SARA HAINES: You write about the relationship between the president and the vice president, and you speak to some of the tension that exists there, and the vice president has felt disrespected at times. So, can you talk about that and how that all could play out in the backdrop of 2024?

JONATHAN MARTIN: Yeah. This is all shaping 2024 because unlike modern and other cases in modern American history, it's not clear if Biden's running for re-election in 2024. We have not had a first-term president, in recent years, where it was uncertain if they were going to be a candidate in the next reelection. And that is the case with Biden. So, that makes this all the more interesting.

ANA NAVARRO: At the White House Correspondents Dinner, he did two jokes twice where he referenced that he was running again.

MARTIN: He wants to run. He's told people that we talked for our book that he plans to run in ’24 for reelection unless there's a health issue intervening. A lot of Democrats don't believe that. They’re convinced he’s not going to run again.

JOY BEHAR: Based on what?

MARTIN: Based on the fact that he'll be 82 years old in 2024, and that they’re skeptical that he’s going to serve a full second term or he would want to serve a full second term. Which raises the question, if not Biden, who? And that's what shapes the Kamala Harris news here.
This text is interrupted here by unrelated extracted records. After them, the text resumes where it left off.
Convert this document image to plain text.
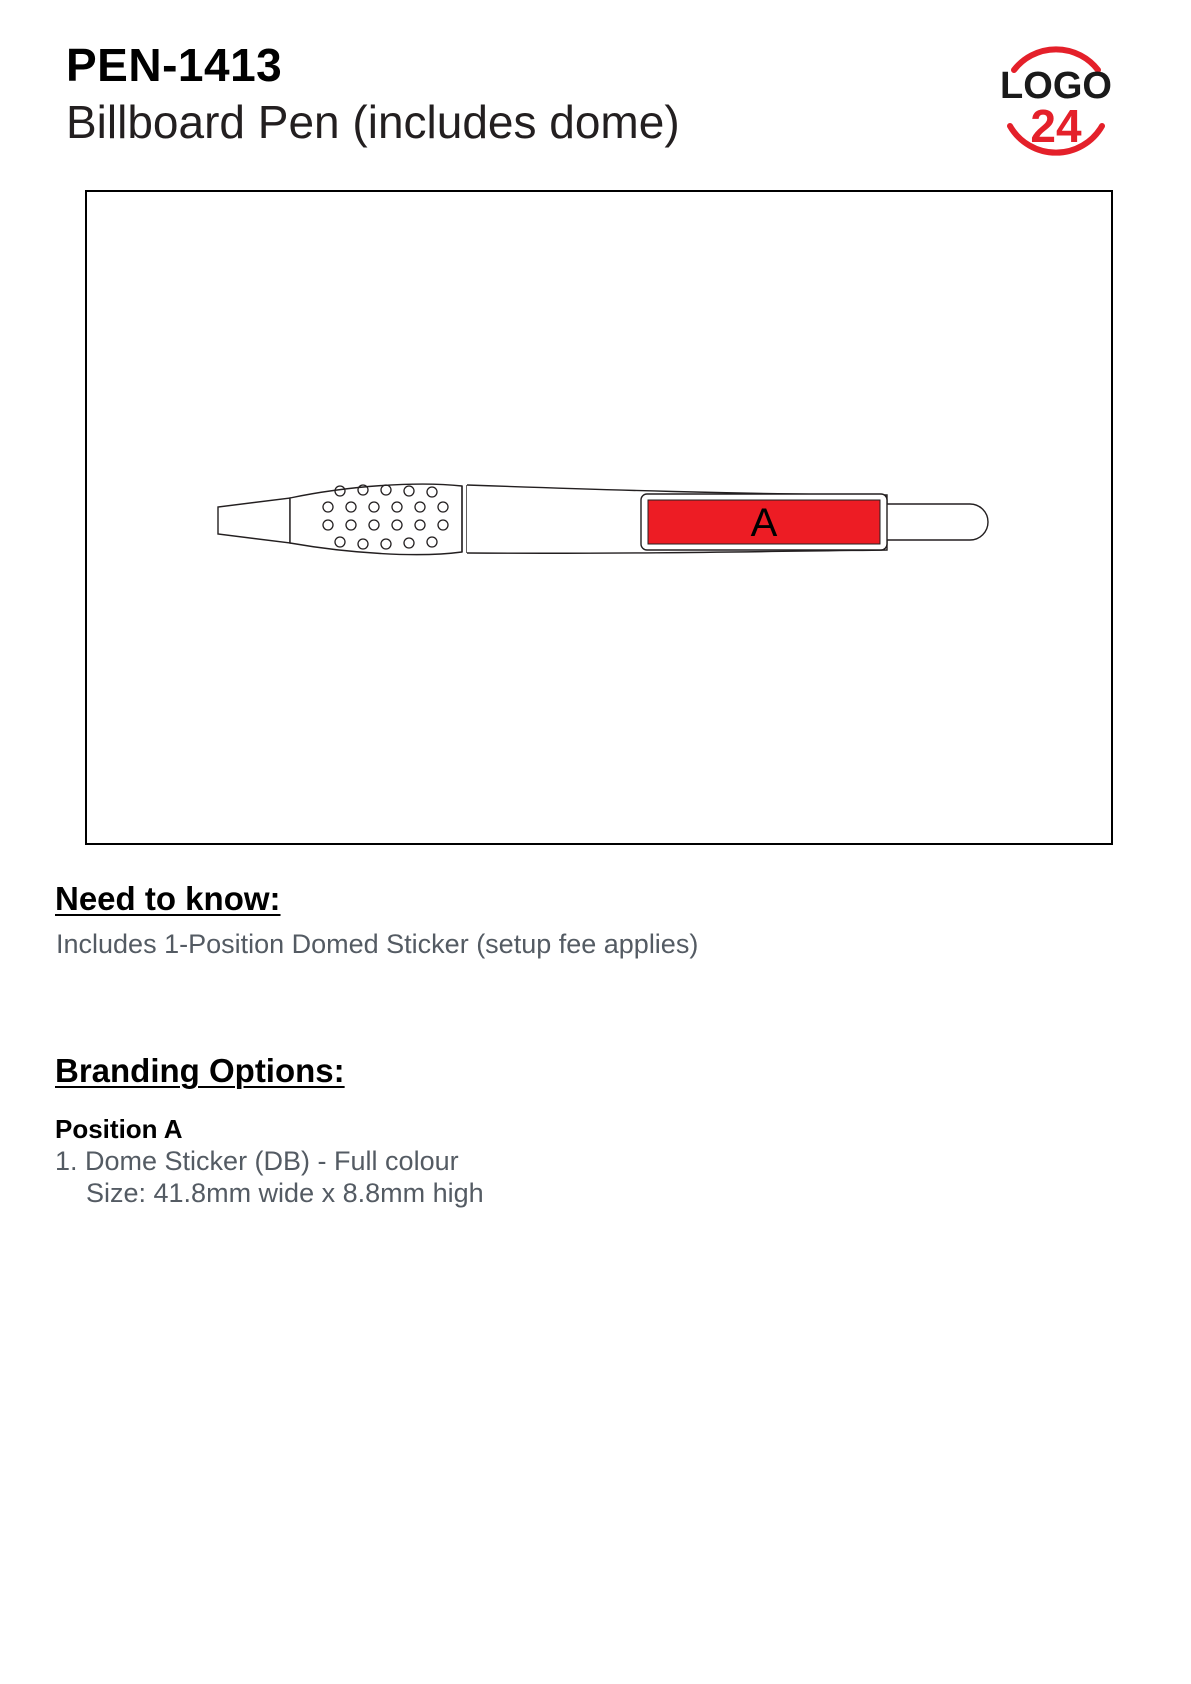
PEN-1413
Billboard Pen (includes dome)
LOGO
24
A
Need to know:
Includes 1-Position Domed Sticker (setup fee applies)
Branding Options:
Position A
1. Dome Sticker (DB) - Full colour
Size: 41.8mm wide x 8.8mm high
She'd only been in the senate for a few years and doesn't have the relationships in Washington that Biden has. And so, she was not able to fill the role that Biden did when he was VP on Capitol Hill, and she didn't have the foreign policy experience either. So, I think her challenge has been sort of finding her niche, and it's created tensions with the West Wing.
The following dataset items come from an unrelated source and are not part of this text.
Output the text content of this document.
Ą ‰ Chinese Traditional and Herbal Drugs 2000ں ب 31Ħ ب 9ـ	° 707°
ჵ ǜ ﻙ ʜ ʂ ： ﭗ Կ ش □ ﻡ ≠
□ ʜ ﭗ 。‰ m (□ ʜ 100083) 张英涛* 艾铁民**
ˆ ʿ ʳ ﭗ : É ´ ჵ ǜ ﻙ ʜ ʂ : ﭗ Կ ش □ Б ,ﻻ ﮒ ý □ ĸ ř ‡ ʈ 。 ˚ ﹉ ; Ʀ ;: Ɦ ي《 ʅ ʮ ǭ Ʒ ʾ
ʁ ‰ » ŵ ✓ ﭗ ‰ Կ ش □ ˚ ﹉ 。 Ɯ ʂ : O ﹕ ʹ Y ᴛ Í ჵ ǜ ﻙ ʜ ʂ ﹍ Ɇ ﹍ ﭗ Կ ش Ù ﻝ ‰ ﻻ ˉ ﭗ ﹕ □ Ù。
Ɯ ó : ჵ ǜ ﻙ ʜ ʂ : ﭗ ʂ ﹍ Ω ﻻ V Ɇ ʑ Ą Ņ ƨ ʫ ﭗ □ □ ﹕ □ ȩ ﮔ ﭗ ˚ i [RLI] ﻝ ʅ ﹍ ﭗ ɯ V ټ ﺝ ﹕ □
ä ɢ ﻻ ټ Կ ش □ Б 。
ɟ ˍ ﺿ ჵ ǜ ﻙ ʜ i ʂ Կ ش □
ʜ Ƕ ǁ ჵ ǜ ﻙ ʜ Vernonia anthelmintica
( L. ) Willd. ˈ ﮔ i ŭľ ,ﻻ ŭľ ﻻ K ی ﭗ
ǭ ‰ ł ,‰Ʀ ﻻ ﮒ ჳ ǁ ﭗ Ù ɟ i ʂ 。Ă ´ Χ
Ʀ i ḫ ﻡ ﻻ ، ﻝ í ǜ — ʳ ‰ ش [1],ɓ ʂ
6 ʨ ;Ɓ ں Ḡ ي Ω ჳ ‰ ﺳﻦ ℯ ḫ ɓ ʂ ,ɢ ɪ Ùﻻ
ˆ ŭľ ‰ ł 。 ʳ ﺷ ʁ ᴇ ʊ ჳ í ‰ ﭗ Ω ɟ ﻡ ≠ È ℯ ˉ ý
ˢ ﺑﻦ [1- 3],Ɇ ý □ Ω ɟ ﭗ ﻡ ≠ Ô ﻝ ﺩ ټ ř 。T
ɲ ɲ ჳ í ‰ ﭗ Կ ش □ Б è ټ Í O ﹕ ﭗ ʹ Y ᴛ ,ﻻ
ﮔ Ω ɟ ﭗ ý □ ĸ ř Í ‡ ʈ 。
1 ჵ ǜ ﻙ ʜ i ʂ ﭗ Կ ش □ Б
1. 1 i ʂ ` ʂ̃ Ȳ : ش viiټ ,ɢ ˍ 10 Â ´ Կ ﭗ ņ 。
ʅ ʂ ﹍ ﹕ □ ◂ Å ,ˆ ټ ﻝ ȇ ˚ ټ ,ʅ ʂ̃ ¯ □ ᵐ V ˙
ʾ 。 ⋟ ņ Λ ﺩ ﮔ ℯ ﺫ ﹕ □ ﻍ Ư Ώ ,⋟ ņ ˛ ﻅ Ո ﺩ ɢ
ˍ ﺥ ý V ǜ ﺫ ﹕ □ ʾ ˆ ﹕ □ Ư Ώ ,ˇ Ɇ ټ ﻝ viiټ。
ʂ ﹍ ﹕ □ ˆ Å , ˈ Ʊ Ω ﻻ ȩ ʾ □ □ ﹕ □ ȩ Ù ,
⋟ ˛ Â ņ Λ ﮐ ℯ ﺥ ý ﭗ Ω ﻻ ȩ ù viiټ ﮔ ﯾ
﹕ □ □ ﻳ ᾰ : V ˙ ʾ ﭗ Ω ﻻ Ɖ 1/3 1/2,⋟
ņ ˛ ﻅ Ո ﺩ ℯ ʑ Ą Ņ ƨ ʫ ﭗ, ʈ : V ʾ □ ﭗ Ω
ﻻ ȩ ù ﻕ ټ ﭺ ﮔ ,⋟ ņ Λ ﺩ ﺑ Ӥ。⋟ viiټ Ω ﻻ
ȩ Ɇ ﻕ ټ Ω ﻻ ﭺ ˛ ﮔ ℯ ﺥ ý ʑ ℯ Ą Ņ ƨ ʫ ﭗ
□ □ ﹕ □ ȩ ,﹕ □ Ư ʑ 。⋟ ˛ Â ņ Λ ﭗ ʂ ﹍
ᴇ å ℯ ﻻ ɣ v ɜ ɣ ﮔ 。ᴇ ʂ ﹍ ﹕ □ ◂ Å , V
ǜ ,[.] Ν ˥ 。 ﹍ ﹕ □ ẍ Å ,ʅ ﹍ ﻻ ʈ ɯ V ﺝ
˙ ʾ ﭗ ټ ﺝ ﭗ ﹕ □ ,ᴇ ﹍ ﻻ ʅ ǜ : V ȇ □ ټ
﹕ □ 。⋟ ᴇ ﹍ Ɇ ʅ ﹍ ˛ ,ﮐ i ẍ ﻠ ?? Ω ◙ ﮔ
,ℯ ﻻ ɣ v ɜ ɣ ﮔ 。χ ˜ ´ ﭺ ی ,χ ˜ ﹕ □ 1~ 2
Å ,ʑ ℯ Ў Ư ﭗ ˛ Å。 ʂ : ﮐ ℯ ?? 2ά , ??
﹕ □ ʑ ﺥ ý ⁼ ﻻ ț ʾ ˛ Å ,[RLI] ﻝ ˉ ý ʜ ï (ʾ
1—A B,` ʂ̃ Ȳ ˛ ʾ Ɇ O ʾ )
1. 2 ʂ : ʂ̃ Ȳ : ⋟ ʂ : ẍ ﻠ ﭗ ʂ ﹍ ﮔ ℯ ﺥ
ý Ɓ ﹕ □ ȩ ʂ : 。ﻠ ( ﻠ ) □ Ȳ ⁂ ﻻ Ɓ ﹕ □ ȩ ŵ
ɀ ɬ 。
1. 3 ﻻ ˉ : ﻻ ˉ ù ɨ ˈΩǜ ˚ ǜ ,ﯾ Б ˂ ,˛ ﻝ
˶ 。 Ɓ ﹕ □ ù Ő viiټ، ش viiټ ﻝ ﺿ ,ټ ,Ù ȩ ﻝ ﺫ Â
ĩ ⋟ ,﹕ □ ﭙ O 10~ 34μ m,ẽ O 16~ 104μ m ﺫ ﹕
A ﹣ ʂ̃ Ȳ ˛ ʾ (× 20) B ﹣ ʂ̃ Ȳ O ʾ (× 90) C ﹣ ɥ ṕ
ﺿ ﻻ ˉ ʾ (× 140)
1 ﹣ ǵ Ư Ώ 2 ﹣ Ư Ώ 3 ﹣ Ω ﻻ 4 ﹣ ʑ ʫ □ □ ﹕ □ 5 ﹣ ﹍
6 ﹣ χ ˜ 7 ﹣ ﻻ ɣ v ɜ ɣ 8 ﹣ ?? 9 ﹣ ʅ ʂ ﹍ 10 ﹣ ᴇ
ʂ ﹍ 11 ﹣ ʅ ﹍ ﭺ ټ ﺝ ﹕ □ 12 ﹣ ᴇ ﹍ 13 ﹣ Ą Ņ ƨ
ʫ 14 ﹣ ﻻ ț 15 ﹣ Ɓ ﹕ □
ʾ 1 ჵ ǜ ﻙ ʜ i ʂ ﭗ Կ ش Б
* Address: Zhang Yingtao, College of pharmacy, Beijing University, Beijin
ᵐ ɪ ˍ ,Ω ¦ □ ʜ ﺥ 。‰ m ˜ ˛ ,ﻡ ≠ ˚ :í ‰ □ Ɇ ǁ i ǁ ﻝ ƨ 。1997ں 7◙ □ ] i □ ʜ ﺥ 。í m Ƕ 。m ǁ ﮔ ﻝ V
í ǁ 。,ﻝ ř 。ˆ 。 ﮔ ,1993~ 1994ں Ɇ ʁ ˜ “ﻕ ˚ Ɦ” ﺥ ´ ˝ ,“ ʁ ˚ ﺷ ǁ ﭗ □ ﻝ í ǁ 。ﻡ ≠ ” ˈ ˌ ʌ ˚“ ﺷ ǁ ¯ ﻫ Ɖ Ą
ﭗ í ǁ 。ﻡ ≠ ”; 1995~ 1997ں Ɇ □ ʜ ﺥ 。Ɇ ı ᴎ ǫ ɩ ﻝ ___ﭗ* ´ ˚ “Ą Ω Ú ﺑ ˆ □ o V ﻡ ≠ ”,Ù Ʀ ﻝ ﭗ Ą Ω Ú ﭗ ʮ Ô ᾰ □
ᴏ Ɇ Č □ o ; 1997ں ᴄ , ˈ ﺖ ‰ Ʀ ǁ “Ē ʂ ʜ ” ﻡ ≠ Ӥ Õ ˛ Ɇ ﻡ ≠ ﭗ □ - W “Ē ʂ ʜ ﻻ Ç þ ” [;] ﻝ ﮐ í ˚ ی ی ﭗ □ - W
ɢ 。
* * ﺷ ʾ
We have a scene in the book in which she's feeling disrespected because she sees staffers in the West Wing when she walks into the room, who are not standing for her, and they always stand for President Biden when he walks into the room. And she had her chief of staff telephone somebody in the West Wing and say, ‘She's noticed this. Please tell the staff. When the VP walks into the room, they are to stand.’

ALEXANDER BURNS: And let's face it. There is the unmistakable context of identity for this too. Right? That the Biden inner circle is overwhelmingly white. It is largely male, and they have largely been with Biden for a very, very long time. And so, you know, anybody who has been new to the Biden operation, they will tell you right away, it is a tough nut to crack. It is tough to get close to this president, and that's been the case for the Vice President too.

SUNNY HOSTIN: Well, protocol is protocol. So, they need to follow that.

WHOOPI GOLDBERG: Yeah. Don't you think it would behoove everyone to maybe have a giant meeting and say, ‘let's go over how this actually works so that everybody is clear?’” Because we know that everybody has little microaggressions that they may not be aware --

MARTIN: Right. Right.

GOLDBERG: -- that they're putting out there. So let's have this big meeting and if I see you do it again, you're out.

MARTIN: And Biden, by the way, has laid down the law in that regard. We have a scene in the book where Biden tells people plainly, tells his staff plainly I should say, ‘if I hear about any of you leaking about the vice president, you're fired.’ So that has put a scare into some folks in the West Wing.

BURNS: Though not enough to stop the leaks to –

MARTIN: But not enough to stop the leaks in this book, which is out tomorrow.